Tuesday 13 August 2013

The new INS Vikrant is launched and Chinese newspapers get nervous

INS Vikrant has been launched, and India is able to claim being able to build Aircraft Carriers (power projection assets) in addition to nuclear-powered ballistic missile submarines (strategic nuclear assets). This is a step up for the Indian Navy. Of course, India has had carriers for a long time, just that it never built one on its own.

The Chinese newspapers were highly suspicious of JMSDF Izumo, the carrier-like helicopter destroyer that Japan just built. Izumo is pretty heavy for a helicopter destroyer, although the design seems unable to carry anything other than helicopters.
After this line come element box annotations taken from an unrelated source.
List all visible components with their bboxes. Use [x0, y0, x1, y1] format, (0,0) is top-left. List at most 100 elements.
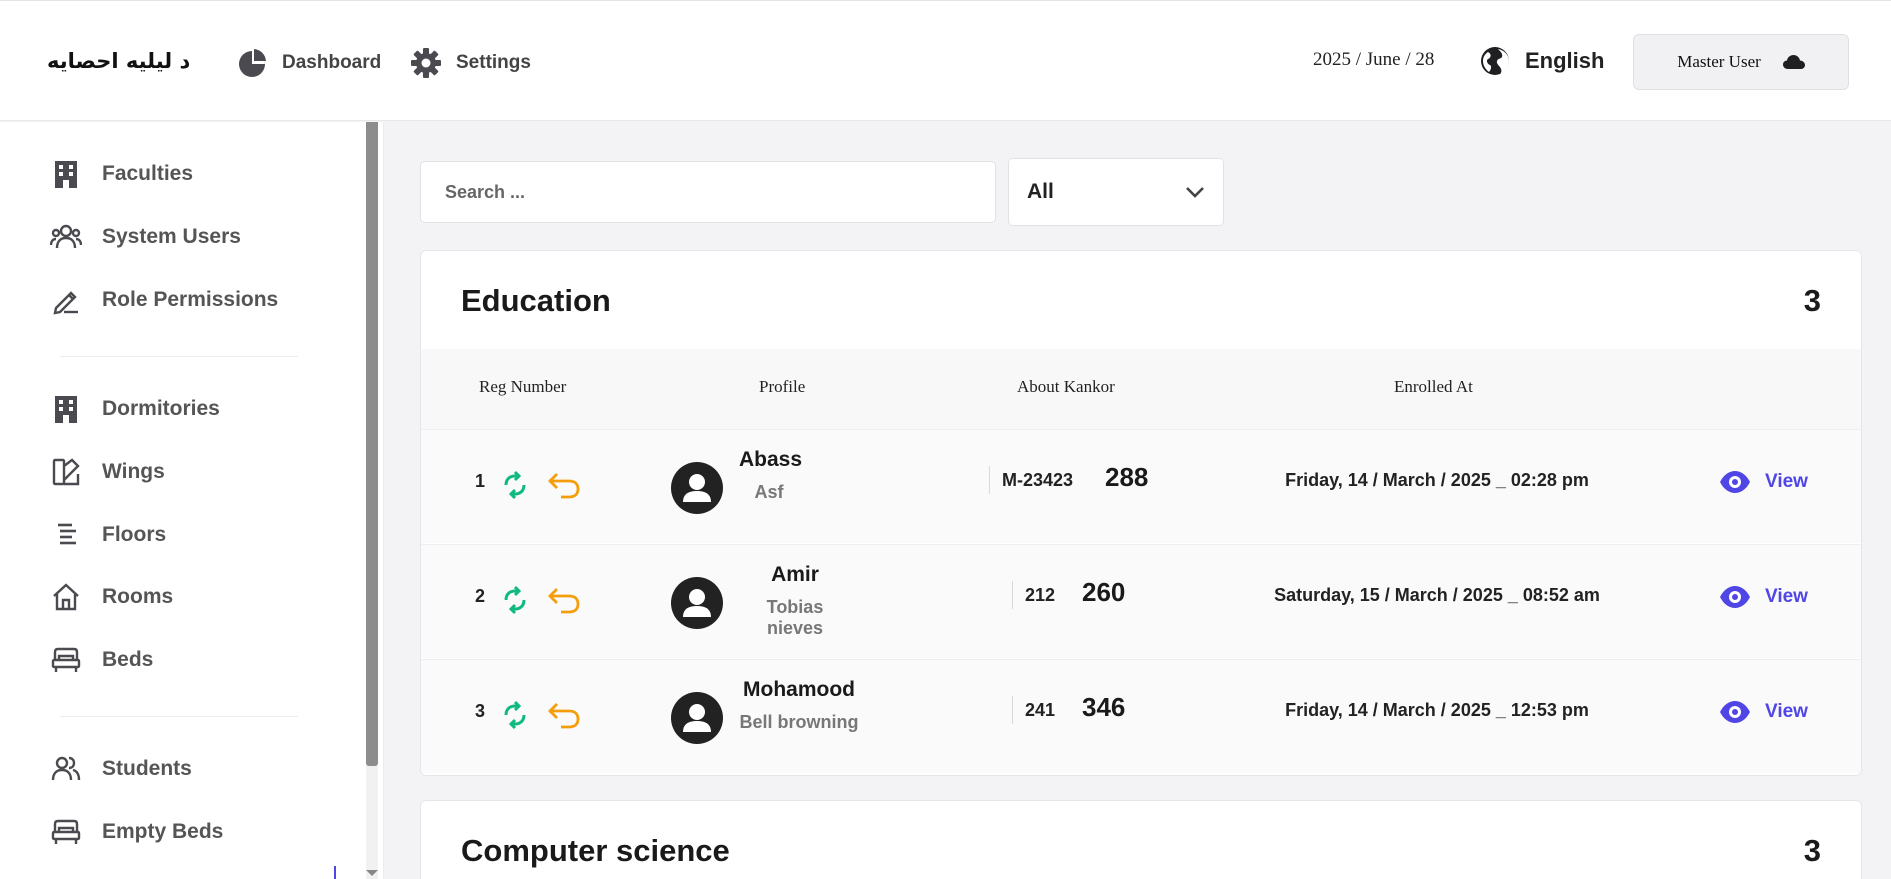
- sidebar-item-wings[interactable]: Wings: [50, 456, 165, 488]
- table-row: 3 Mohamood Bell browning 241 346 Friday,…: [421, 659, 1861, 773]
- table-row: 2 Amir Tobias nieves 212 260 Saturday, 1…: [421, 544, 1861, 658]
- pie-chart-icon: [239, 49, 266, 77]
- sidebar-item-label: Dormitories: [102, 397, 220, 420]
- eye-icon: [1720, 701, 1750, 723]
- sidebar-divider: [60, 356, 298, 357]
- undo-icon[interactable]: [547, 700, 581, 730]
- faculty-title: Education: [461, 283, 611, 318]
- floors-icon: [58, 523, 76, 545]
- avatar: [671, 692, 723, 744]
- pen-icon: [53, 291, 78, 315]
- bed-icon: [51, 819, 81, 844]
- globe-icon: [1481, 47, 1509, 75]
- undo-icon[interactable]: [547, 470, 581, 500]
- active-indicator: [334, 866, 336, 879]
- nav-settings-label: Settings: [456, 52, 531, 73]
- view-label: View: [1765, 586, 1808, 607]
- nav-dashboard-label: Dashboard: [282, 52, 382, 73]
- eye-icon: [1720, 471, 1750, 493]
- sidebar: Faculties System Users Role Permissions …: [0, 122, 384, 879]
- sidebar-item-label: System Users: [102, 225, 241, 248]
- user-name: Master User: [1677, 52, 1761, 71]
- search-input[interactable]: [420, 161, 996, 223]
- faculty-card: Computer science 3: [420, 800, 1862, 879]
- kankor-score: 288: [1105, 462, 1149, 492]
- sidebar-item-system-users[interactable]: System Users: [50, 221, 241, 253]
- sidebar-item-faculties[interactable]: Faculties: [50, 158, 193, 190]
- kankor-id: M-23423: [1002, 470, 1074, 490]
- col-about-kankor: About Kankor: [1017, 377, 1115, 396]
- sidebar-item-label: Wings: [102, 460, 165, 483]
- view-button[interactable]: View: [1719, 696, 1808, 728]
- col-enrolled-at: Enrolled At: [1394, 377, 1473, 396]
- wings-icon: [52, 458, 80, 486]
- col-reg-number: Reg Number: [479, 377, 567, 396]
- refresh-icon[interactable]: [501, 469, 529, 501]
- chevron-down-icon: [1186, 187, 1204, 198]
- reg-number: 1: [475, 471, 486, 491]
- sidebar-item-students[interactable]: Students: [50, 753, 192, 785]
- sidebar-item-label: Students: [102, 757, 192, 780]
- enrolled-date: Friday, 14 / March / 2025 _ 12:53 pm: [1285, 700, 1589, 720]
- eye-icon: [1720, 586, 1750, 608]
- faculty-filter-select[interactable]: All: [1008, 158, 1224, 226]
- select-value: All: [1027, 180, 1054, 203]
- student-father-name: Bell browning: [739, 712, 859, 732]
- sidebar-item-floors[interactable]: Floors: [50, 519, 166, 551]
- scroll-down-arrow-icon[interactable]: [366, 870, 378, 876]
- kankor-score: 346: [1082, 692, 1126, 722]
- sidebar-item-empty-beds[interactable]: Empty Beds: [50, 816, 223, 848]
- view-button[interactable]: View: [1719, 581, 1808, 613]
- view-label: View: [1765, 471, 1808, 492]
- sidebar-item-label: Rooms: [102, 585, 174, 608]
- view-button[interactable]: View: [1719, 466, 1808, 498]
- student-name: Abass: [739, 448, 803, 471]
- table-header: Reg Number Profile About Kankor Enrolled…: [421, 349, 1861, 431]
- top-header: د لیلیه احصایه Dashboard Settings 2025 /…: [0, 0, 1891, 121]
- kankor-divider: [1012, 581, 1013, 609]
- faculty-card: Education 3 Reg Number Profile About Kan…: [420, 250, 1862, 776]
- home-icon: [53, 583, 79, 611]
- header-date: 2025 / June / 28: [1313, 49, 1435, 70]
- undo-icon[interactable]: [547, 585, 581, 615]
- bed-icon: [51, 647, 81, 672]
- student-name: Amir: [771, 563, 819, 586]
- nav-settings[interactable]: Settings: [410, 47, 531, 79]
- cloud-icon: [1782, 55, 1805, 69]
- kankor-id: 212: [1025, 585, 1056, 605]
- sidebar-item-dormitories[interactable]: Dormitories: [50, 393, 220, 425]
- refresh-icon[interactable]: [501, 699, 529, 731]
- refresh-icon[interactable]: [501, 584, 529, 616]
- sidebar-item-beds[interactable]: Beds: [50, 644, 153, 676]
- avatar: [671, 577, 723, 629]
- sidebar-scrollbar-thumb[interactable]: [366, 122, 378, 766]
- view-label: View: [1765, 701, 1808, 722]
- building-icon: [55, 161, 77, 188]
- student-father-name: Asf: [754, 482, 784, 502]
- reg-number: 2: [475, 586, 486, 606]
- nav-dashboard[interactable]: Dashboard: [236, 47, 381, 79]
- student-father-name: Tobias nieves: [766, 597, 824, 638]
- kankor-divider: [1012, 696, 1013, 724]
- sidebar-item-label: Beds: [102, 648, 154, 671]
- faculty-title: Computer science: [461, 833, 730, 868]
- table-row: 1 Abass Asf M-23423 288 Friday, 14 / Mar…: [421, 429, 1861, 543]
- sidebar-item-role-permissions[interactable]: Role Permissions: [50, 284, 278, 316]
- gear-icon: [411, 48, 441, 78]
- user-menu-button[interactable]: Master User: [1633, 34, 1849, 90]
- users-icon: [50, 224, 82, 249]
- sidebar-divider: [60, 716, 298, 717]
- kankor-divider: [989, 466, 990, 494]
- language-label: English: [1525, 48, 1605, 73]
- sidebar-item-rooms[interactable]: Rooms: [50, 581, 173, 613]
- kankor-score: 260: [1082, 577, 1126, 607]
- enrolled-date: Friday, 14 / March / 2025 _ 02:28 pm: [1285, 470, 1589, 490]
- brand-title[interactable]: د لیلیه احصایه: [47, 49, 190, 73]
- faculty-count: 3: [1803, 833, 1821, 868]
- sidebar-item-label: Floors: [102, 523, 167, 546]
- reg-number: 3: [475, 701, 486, 721]
- building-icon: [55, 396, 77, 423]
- language-switcher[interactable]: English: [1479, 45, 1604, 77]
- student-name: Mohamood: [743, 678, 855, 701]
- avatar: [671, 462, 723, 514]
Even if someone installed a ski-jump on Izumo, it's hard to say whether Izumo would be able to operate fully loaded harriers given the position of the forward elevator. It's large enough to operate STOVL aircraft, but its design really doesn't seem to be capable of doing that. It could operate something like the F-35B, but that would require the installation of heat-resistant tiles all over the deck. The F-35B's huge main engine dumps heat onto flight decks like there's no tomorrow, and even the USMC's V-22 Osprey tends to dump an excess of heat onto flight decks. Izumo, even for all her carrier-like features, is really a helicopter carrier and nothing further.

Here's a fine image that shows the Izumo, the older Hyuga, and the size of the hangar areas. Izumo's aft elevator has been moved to the side, possibly due to hangar space considerations. Placing the elevators on the centerline necessarily restricts hangar space. A centerline elevator would make sense if the hangard were broad enough to move multiple aircraft to the elevator from different spots around the elevator - but that's not the case. The elevator just leaves a hole in the deck when it's down the way it is.

http://www.freewebs.com/jeffhead/worldwideaircraftcarriers/22DDH-0011.jpg

Vikrant is, plainly, a fully capable STOBAR carrier by design. It was meant to extract the maximum possible takeoff and landing run lengths by design, its elevators are both deck-edge (meaning that they don't leave huge holes in the deck when they're down and don't waste internal space), and it has a proper ski-ramp to catapult aircraft into the skies. It's a proper carrier, and much closer to China's Liaoning. Liaoning has an unquestionable advantage in terms of size - it's a larger, heavier, warship than Vikrant, and it won't be matched by the Indian Navy until INS Vishal comes in. Of course, the Vishal will be matched against far more potent rivals when it comes into existence - the Chinese have plans for their own indigenous nuclear-powered, catapult-equipped carriers, and are using Liaoning as the basis to learn as much as they can about carrier air operations before those carriers come in. They really know how to hit the deck running.

To throw in a different perspective, the entire carrier arms race that has begun here looks pretty for a military fan. But apart from the economic and industrial benefits of militarized Keynesianism, there's a certain pointlessness to all of this. India and China have nuclear warheads and missiles. Japan has been under the United States' nuclear umbrella since the Cold War. Apart from relief and emergency operations, it is quite hard to imagine how these new carriers will come to use in a conflict without nuclear weapons. The United States has put its carrier strike aircraft to good use in Iraq and Afghanistan, but there's no way any other country would get away with waging war so far from home even in the wake of the most monstrous terrorist attack imaginable. How much are all these countries really going to achieve in the end? What war are they waiting to use their carriers for, now that they have the ultimate shield against aggression (nuclear weaponry)?